How The Blockchain Can Resolve Mass Data Hacking
Data breaches have become a going concern amongst the users of the internet. Could the Blockchain be the ultimate solution to preventing mass data hacking?
Data breaches have become a going concern amongst the users of the internet. With reports in recent times from institutions such as the U.S. State Department, the U.S Postal Service and the National Oceanic and Atmospheric Administration of cyber attacks and their computer systems being breached, the quest to resolve cyber security issue becomes increasingly popular as the perfect technology to protect the data of internet users has yet to be found. Could the Blockchain be the ultimate solution to preventing mass data hacking?
The Blockchain is seen as the main technological innovation of Bitcoin. It is a public ledger of all bitcoin transactions that have ever been executed.
The Blockchain is basically an authentication technology as every transaction is open for verification by every participant of this distributed ledger. Whether the Blockchain can be employed to tackle the problems of identity and data theft over the internet is yet to be verified.
Blockchain can be a part of the system
Vitalik Buterin is the founder of Ethereum, a decentralized platform for applications that run exactly as programmed without any chance of fraud, censorship or third-party interference. He explains that for users to have more control over their own data, Blockchains can be used in combination with other systems but not in isolation. Vitalik said:
“Blockchains are NOT a privacy solution. They are an authenticity solution. It is important that people understand this; blockchains can definitely be combined with other technologies to create systems that give the user more control over their own data, but they can't prevent data leaks themselves.”
Blockchain setup makes for excellent security
Roman Mandeleil holds a slightly firmer opinion though.

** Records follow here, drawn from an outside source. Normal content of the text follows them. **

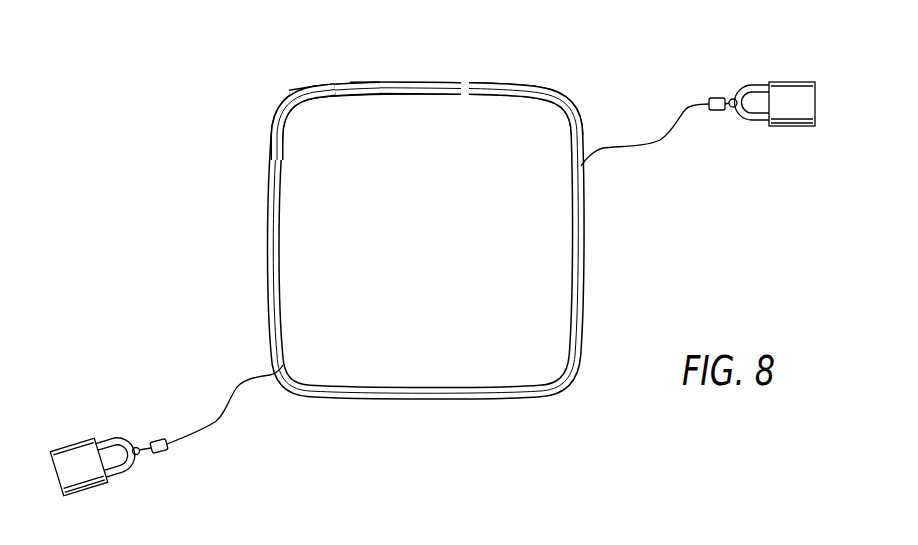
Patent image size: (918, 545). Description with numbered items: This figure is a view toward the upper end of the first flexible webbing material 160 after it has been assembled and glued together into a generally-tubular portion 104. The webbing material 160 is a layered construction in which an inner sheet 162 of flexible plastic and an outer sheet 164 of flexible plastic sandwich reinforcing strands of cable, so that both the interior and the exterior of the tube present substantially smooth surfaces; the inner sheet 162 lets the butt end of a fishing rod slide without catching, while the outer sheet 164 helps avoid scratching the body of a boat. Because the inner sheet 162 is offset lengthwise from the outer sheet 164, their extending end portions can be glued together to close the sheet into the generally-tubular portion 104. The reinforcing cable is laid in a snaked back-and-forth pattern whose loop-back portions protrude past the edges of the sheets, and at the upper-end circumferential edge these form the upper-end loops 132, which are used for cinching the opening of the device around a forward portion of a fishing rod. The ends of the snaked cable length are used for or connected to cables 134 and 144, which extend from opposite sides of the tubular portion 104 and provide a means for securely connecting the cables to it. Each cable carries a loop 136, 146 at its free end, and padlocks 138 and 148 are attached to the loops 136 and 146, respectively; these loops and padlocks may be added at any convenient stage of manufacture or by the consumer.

The generally-tubular portion 104 is at (428, 80).
The upper-end loops 132 is at (323, 87).
The cable 134 is at (218, 425).
The loop 136 is at (141, 441).
The padlock 138 is at (80, 438).
The cable 144 is at (662, 143).
The loop 146 is at (732, 99).
The padlock 148 is at (789, 93).
The first flexible webbing material 160 is at (532, 88).
The inner sheet 162 is at (340, 98).
The outer sheet 164 is at (402, 58).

Roman is also a lead developer of Ethereum.
Asked whether the Blockchain could finally solve the data hacking problem, Roman responded by saying:
“I think the identity hacking will be solved through blockchain because if your identity is controlled by one private key that is saved by you personally, there is no way to hack it, or at least much less than in the traditional database systems.”

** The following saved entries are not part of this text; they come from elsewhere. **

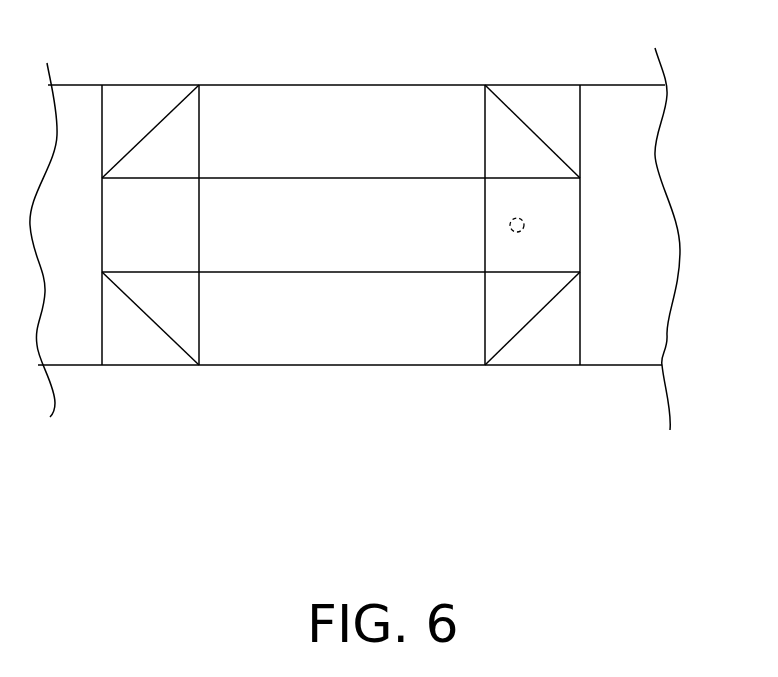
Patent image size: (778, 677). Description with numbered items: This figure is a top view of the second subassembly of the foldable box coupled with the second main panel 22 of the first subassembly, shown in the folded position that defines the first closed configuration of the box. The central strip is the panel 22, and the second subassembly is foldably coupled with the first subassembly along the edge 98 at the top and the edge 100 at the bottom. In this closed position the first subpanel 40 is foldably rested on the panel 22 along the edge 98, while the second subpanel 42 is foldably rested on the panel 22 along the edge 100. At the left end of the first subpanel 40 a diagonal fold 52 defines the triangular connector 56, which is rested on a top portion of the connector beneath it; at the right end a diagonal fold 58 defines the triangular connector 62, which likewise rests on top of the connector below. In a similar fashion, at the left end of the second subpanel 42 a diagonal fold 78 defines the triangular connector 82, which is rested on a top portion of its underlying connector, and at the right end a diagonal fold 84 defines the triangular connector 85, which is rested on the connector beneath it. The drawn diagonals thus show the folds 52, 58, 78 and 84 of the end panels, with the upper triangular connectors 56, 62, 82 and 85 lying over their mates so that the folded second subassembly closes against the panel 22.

The panel 22 is at (422, 215).
The first subpanel 40 is at (277, 128).
The second subpanel 42 is at (378, 330).
The diagonal fold 52 is at (148, 130).
The triangular connector 56 is at (188, 115).
The diagonal fold 58 is at (533, 130).
The triangular connector 62 is at (498, 112).
The diagonal fold 78 is at (152, 322).
The triangular connector 82 is at (172, 310).
The diagonal fold 84 is at (537, 318).
The triangular connector 85 is at (508, 310).
The edge 98 is at (345, 85).
The edge 100 is at (263, 365).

Roman continued by saying that all the blockchains are based on the single mechanism and the objects on the blockchain are immutable, so nobody can actually change them.
In conclusion, he said:
“One of the biggest values of the blockchain is that you can't change the values by whim of the admin, nobody controls the chain; it's in short terms.”
Technically, the Blockchain may not on its own be the eventual solution to data hacking and identity theft, but it stands as a major technological leap in the safety and security of private information being passed across cyber-space on a regular basis.